Folk stories from the Vetal tradition — original tales, analysis, and storytelling history


The Actor of Satara

There was a Tamasha performer named Balu Patil who traveled with a troupe through the villages between Satara and Sangli in the late 1970s. Balu was known for one role: the Vetal. He had performed it since he was nineteen. By the time he was forty, he had played the Vetal over three hundred times. He could recite every line from memory, forward and backward. He said the role lived inside him like a second skeleton.

The troupe arrived in a village whose name Balu later refused to speak. It was October — Navratri season — and the village had requested the full Vikram-Vetal cycle. Nine nights, nine stories. The stage was set up near the village temple, under a banyan tree that was older than anyone in the village could account for.

The first four nights went well. Balu stepped into the Vetal as he always did — the voice, the posture, the tilted head. The audience was responsive. Children hid behind their mothers. Adults leaned forward. This was what Tamasha did best: terror delivered as entertainment.

On the fifth night, something changed. Balu stepped on stage and felt, as he later described it, 'the floor drop out from under the performance.' He was speaking his lines, but he was not choosing them. Words came that were not in any script he had memorized. He asked the audience a riddle — a story about a woman in their own village who had buried gold under her husband's funeral pyre and told no one. The woman was sitting in the audience. She fainted.

Balu did not remember any of this. The other performers told him afterward. They said his voice had changed — not dramatically, not into some demonic growl. It was subtler than that. It was his voice, but with perfect confidence. As if every uncertainty Balu had ever felt had been removed, and what remained was a voice that knew everything and feared nothing.

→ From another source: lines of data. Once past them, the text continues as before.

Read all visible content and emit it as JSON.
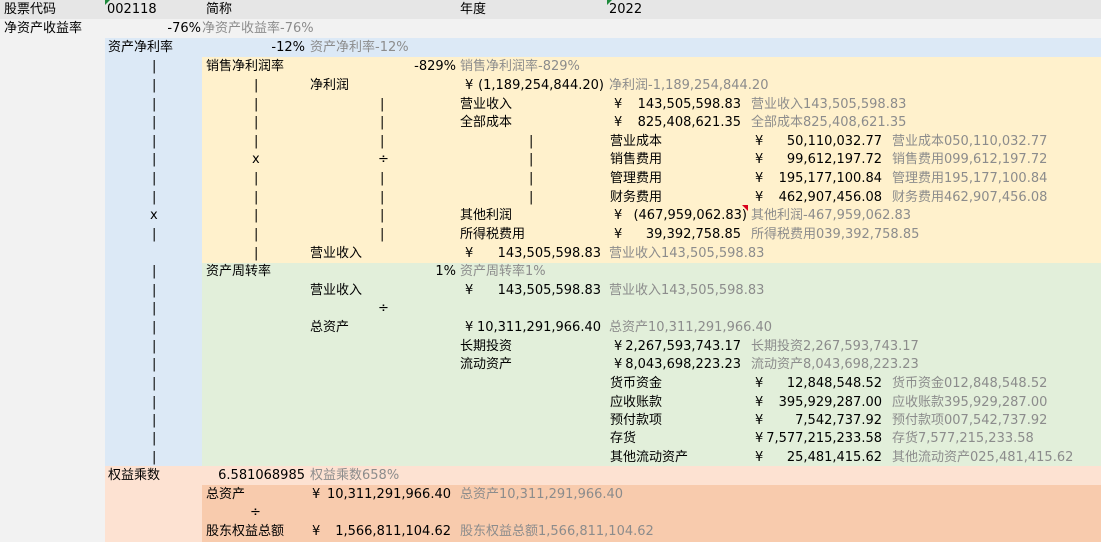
{
  "colors": {
    "header_bg": "#e6e6e6",
    "roe_bg": "#f2f2f2",
    "net_margin_bg": "#dce9f6",
    "sales_margin_bg": "#fff1cc",
    "turnover_bg": "#e2efda",
    "equity_mult_bg": "#fde2d2",
    "equity_detail_bg": "#f8cbad",
    "green_marker": "#1e8a3c",
    "red_marker": "#d9001b"
  },
  "header": {
    "code_label": "股票代码",
    "code_value": "002118",
    "name_label": "简称",
    "year_label": "年度",
    "year_value": "2022"
  },
  "roe": {
    "label": "净资产收益率",
    "value": "-76%",
    "desc": "净资产收益率-76%"
  },
  "net_margin": {
    "label": "资产净利率",
    "value": "-12%",
    "desc": "资产净利率-12%"
  },
  "sales_margin": {
    "label": "销售净利润率",
    "value": "-829%",
    "desc": "销售净利润率-829%"
  },
  "net_profit": {
    "label": "净利润",
    "currency": "¥",
    "value": "(1,189,254,844.20)",
    "desc": "净利润-1,189,254,844.20"
  },
  "revenue_a": {
    "label": "营业收入",
    "currency": "¥",
    "value": "143,505,598.83",
    "desc": "营业收入143,505,598.83"
  },
  "total_cost": {
    "label": "全部成本",
    "currency": "¥",
    "value": "825,408,621.35",
    "desc": "全部成本825,408,621.35"
  },
  "cost_items": [
    {
      "label": "营业成本",
      "currency": "¥",
      "value": "50,110,032.77",
      "desc": "营业成本050,110,032.77"
    },
    {
      "label": "销售费用",
      "currency": "¥",
      "value": "99,612,197.72",
      "desc": "销售费用099,612,197.72"
    },
    {
      "label": "管理费用",
      "currency": "¥",
      "value": "195,177,100.84",
      "desc": "管理费用195,177,100.84"
    },
    {
      "label": "财务费用",
      "currency": "¥",
      "value": "462,907,456.08",
      "desc": "财务费用462,907,456.08"
    }
  ],
  "other_profit": {
    "label": "其他利润",
    "currency": "¥",
    "value": "(467,959,062.83)",
    "desc": "其他利润-467,959,062.83"
  },
  "income_tax": {
    "label": "所得税费用",
    "currency": "¥",
    "value": "39,392,758.85",
    "desc": "所得税费用039,392,758.85"
  },
  "revenue_b": {
    "label": "营业收入",
    "currency": "¥",
    "value": "143,505,598.83",
    "desc": "营业收入143,505,598.83"
  },
  "turnover": {
    "label": "资产周转率",
    "value": "1%",
    "desc": "资产周转率1%"
  },
  "revenue_c": {
    "label": "营业收入",
    "currency": "¥",
    "value": "143,505,598.83",
    "desc": "营业收入143,505,598.83"
  },
  "total_assets": {
    "label": "总资产",
    "currency": "¥",
    "value": "10,311,291,966.40",
    "desc": "总资产10,311,291,966.40"
  },
  "long_invest": {
    "label": "长期投资",
    "currency": "¥",
    "value": "2,267,593,743.17",
    "desc": "长期投资2,267,593,743.17"
  },
  "current_assets": {
    "label": "流动资产",
    "currency": "¥",
    "value": "8,043,698,223.23",
    "desc": "流动资产8,043,698,223.23"
  },
  "current_items": [
    {
      "label": "货币资金",
      "currency": "¥",
      "value": "12,848,548.52",
      "desc": "货币资金012,848,548.52"
    },
    {
      "label": "应收账款",
      "currency": "¥",
      "value": "395,929,287.00",
      "desc": "应收账款395,929,287.00"
    },
    {
      "label": "预付款项",
      "currency": "¥",
      "value": "7,542,737.92",
      "desc": "预付款项007,542,737.92"
    },
    {
      "label": "存货",
      "currency": "¥",
      "value": "7,577,215,233.58",
      "desc": "存货7,577,215,233.58"
    },
    {
      "label": "其他流动资产",
      "currency": "¥",
      "value": "25,481,415.62",
      "desc": "其他流动资产025,481,415.62"
    }
  ],
  "equity_mult": {
    "label": "权益乘数",
    "value": "6.581068985",
    "desc": "权益乘数658%"
  },
  "total_assets_b": {
    "label": "总资产",
    "currency": "¥",
    "value": "10,311,291,966.40",
    "desc": "总资产10,311,291,966.40"
  },
  "equity": {
    "label": "股东权益总额",
    "currency": "¥",
    "value": "1,566,811,104.62",
    "desc": "股东权益总额1,566,811,104.62"
  },
  "symbols": {
    "pipe": "|",
    "times": "x",
    "divide": "÷"
  }
}
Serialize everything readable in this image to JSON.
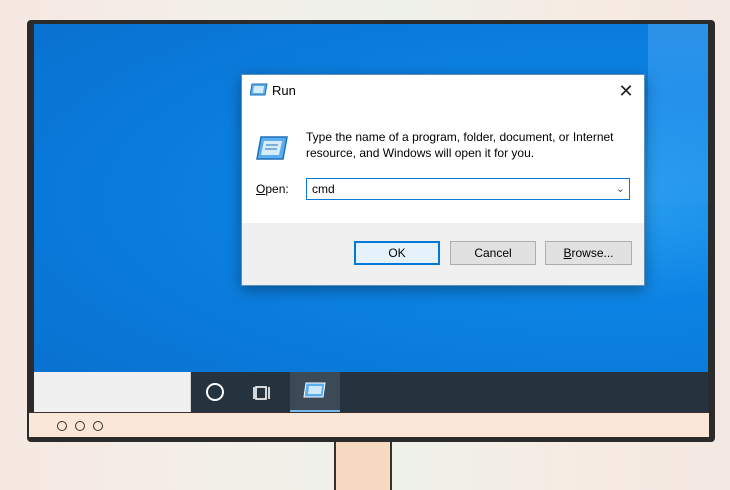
{
  "dialog": {
    "title": "Run",
    "description": "Type the name of a program, folder, document, or Internet resource, and Windows will open it for you.",
    "open_label_accel": "O",
    "open_label_rest": "pen:",
    "open_value": "cmd",
    "ok_label": "OK",
    "cancel_label": "Cancel",
    "browse_label_accel": "B",
    "browse_label_rest": "rowse...",
    "close_glyph": "✕",
    "dropdown_glyph": "⌄"
  },
  "colors": {
    "desktop": "#0c83e4",
    "taskbar": "#24333e",
    "accent": "#0078d7"
  },
  "icons": [
    "run-app-icon",
    "close-icon",
    "chevron-down-icon",
    "cortana-icon",
    "task-view-icon"
  ]
}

The troupe left the village the next morning. They did not complete the nine nights. Balu performed the Vetal two more times in his career, both times with a Khandoba priest sitting offstage with a lit sacred fire. He retired the role at forty-three.

When asked, years later, what had happened that night, Balu said only this: 'I was performing the Vetal. And then the Vetal was performing me.'

What Is Vetal?

The Vetal (वेताळ) is the distinctly Marathi manifestation of the pan-Indian Vetala tradition — but where the Sanskrit Vetala is a philosopher of cremation grounds, the Vetal is a creature of performance. In Maharashtra's folk theater traditions — Tamasha, Dashavatar Natak, and village storytelling — the Vetal occupies a unique space: a spirit that is invoked through dramatic performance and, according to performers, sometimes arrives uninvited.